In Devon, more than 9,000 were killed in Devon over the course of two months in autumn 2018 according to a report by the Department for Environment, Food and Affairs (Defra).

A freedom of information request made to Natural England has revealed three of the 30 cull areas overlapped East Devon.

A total of 3,549 badgers were killed in those zones.

In one cull area, which includes the Exeter, West Devon, Teignbridge, Mid Devon and East Devon districts, 444 were killed, with 249 by controlled shooting and 195 by cage-trapping.

Another cull area, which overlaps South Somerset, East Devon, West Dorset and Exeter, 2,238 were killed with 1,271 by shooting with 967 trapped using cages.

A third cull area, which includes Exeter, East Devon and Mid Devon, had a total of 867 badger killings with 485 by controlled shooting and 382 by cage-trapping.

In the Defra report, Natural England chief scientist Tim Hill said the operations indicate that 'industry-led badger control continues to deliver the level of effectiveness required by the policy to be confident of achieving disease control benefits'.

But new research suggests badger culling could actually be making the problem of tuberculosis in cattle worse.

A study done by researchers from the Zoological Society of London and Imperial College London indicates culling drives the surviving badgers to 61 per cent more land each month than before the cull began.

Lead author Cally Harn said: "Because culling partly relies on shooting badgers moving around at night, the fact that badgers were active for fewer hours per night could actually be undermining culling efforts to further control badger numbers."

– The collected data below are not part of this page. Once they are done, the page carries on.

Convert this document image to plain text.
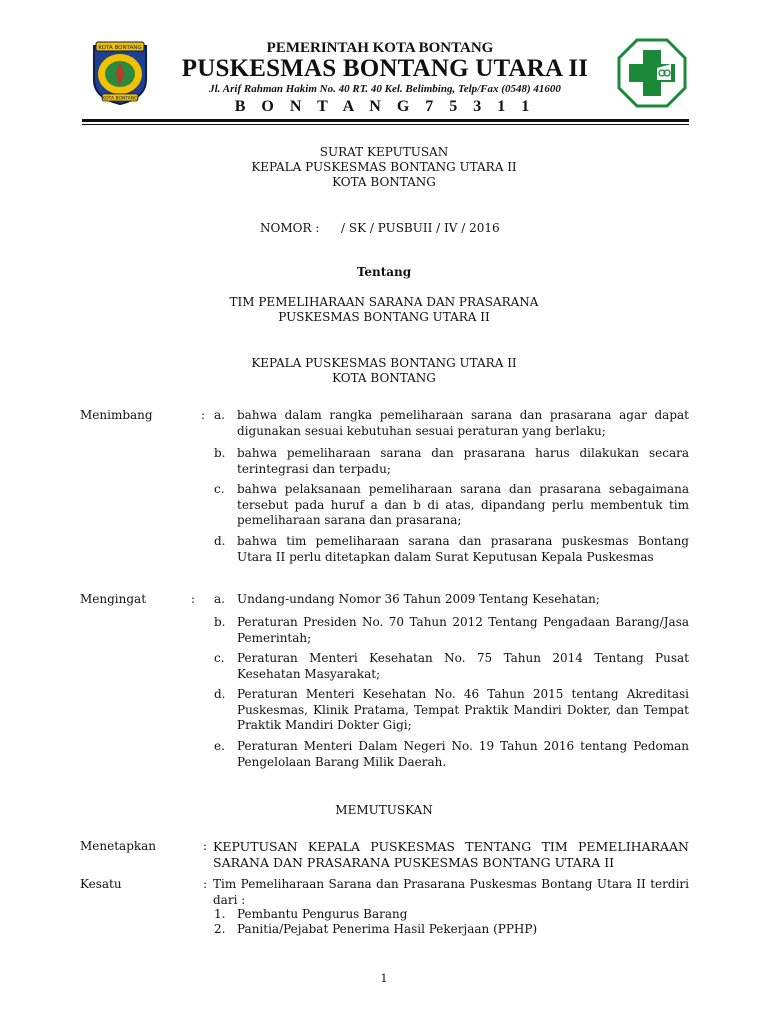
KOTA BONTANG
KOTA BONTANG
PEMERINTAH KOTA BONTANG
PUSKESMAS BONTANG UTARA II
Jl. Arif Rahman Hakim No. 40 RT. 40 Kel. Belimbing, Telp/Fax (0548) 41600
B O N T A N G 7 5 3 1 1
SURAT KEPUTUSAN
KEPALA PUSKESMAS BONTANG UTARA II
KOTA BONTANG
NOMOR : / SK / PUSBUII / IV / 2016
Tentang
TIM PEMELIHARAAN SARANA DAN PRASARANA
PUSKESMAS BONTANG UTARA II
KEPALA PUSKESMAS BONTANG UTARA II
KOTA BONTANG
Menimbang	: a. bahwa dalam rangka pemeliharaan sarana dan prasarana agar dapat digunakan sesuai kebutuhan sesuai peraturan yang berlaku;
b. bahwa pemeliharaan sarana dan prasarana harus dilakukan secara terintegrasi dan terpadu;
c. bahwa pelaksanaan pemeliharaan sarana dan prasarana sebagaimana tersebut pada huruf a dan b di atas, dipandang perlu membentuk tim pemeliharaan sarana dan prasarana;
d. bahwa tim pemeliharaan sarana dan prasarana puskesmas Bontang Utara II perlu ditetapkan dalam Surat Keputusan Kepala Puskesmas
Mengingat	: a. Undang-undang Nomor 36 Tahun 2009 Tentang Kesehatan;
b. Peraturan Presiden No. 70 Tahun 2012 Tentang Pengadaan Barang/Jasa Pemerintah;
c. Peraturan Menteri Kesehatan No. 75 Tahun 2014 Tentang Pusat Kesehatan Masyarakat;
d. Peraturan Menteri Kesehatan No. 46 Tahun 2015 tentang Akreditasi Puskesmas, Klinik Pratama, Tempat Praktik Mandiri Dokter, dan Tempat Praktik Mandiri Dokter Gigi;
e. Peraturan Menteri Dalam Negeri No. 19 Tahun 2016 tentang Pedoman Pengelolaan Barang Milik Daerah.
MEMUTUSKAN
Menetapkan	: KEPUTUSAN KEPALA PUSKESMAS TENTANG TIM PEMELIHARAAN SARANA DAN PRASARANA PUSKESMAS BONTANG UTARA II
Kesatu	: Tim Pemeliharaan Sarana dan Prasarana Puskesmas Bontang Utara II terdiri dari :
1. Pembantu Pengurus Barang
2. Panitia/Pejabat Penerima Hasil Pekerjaan (PPHP)
1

A Defra spokesman said: "Bovine TB remains the greatest animal health threat to the UK, costing taxpayers over £100 million every year as well as causing devastation and distress for farmers and rural communities.

"There is no single measure that will provide an easy answer to beating the disease and we are pursuing a range of interventions to eradicate it by 2038, including tighter cattle movement controls, regular testing and vaccinations."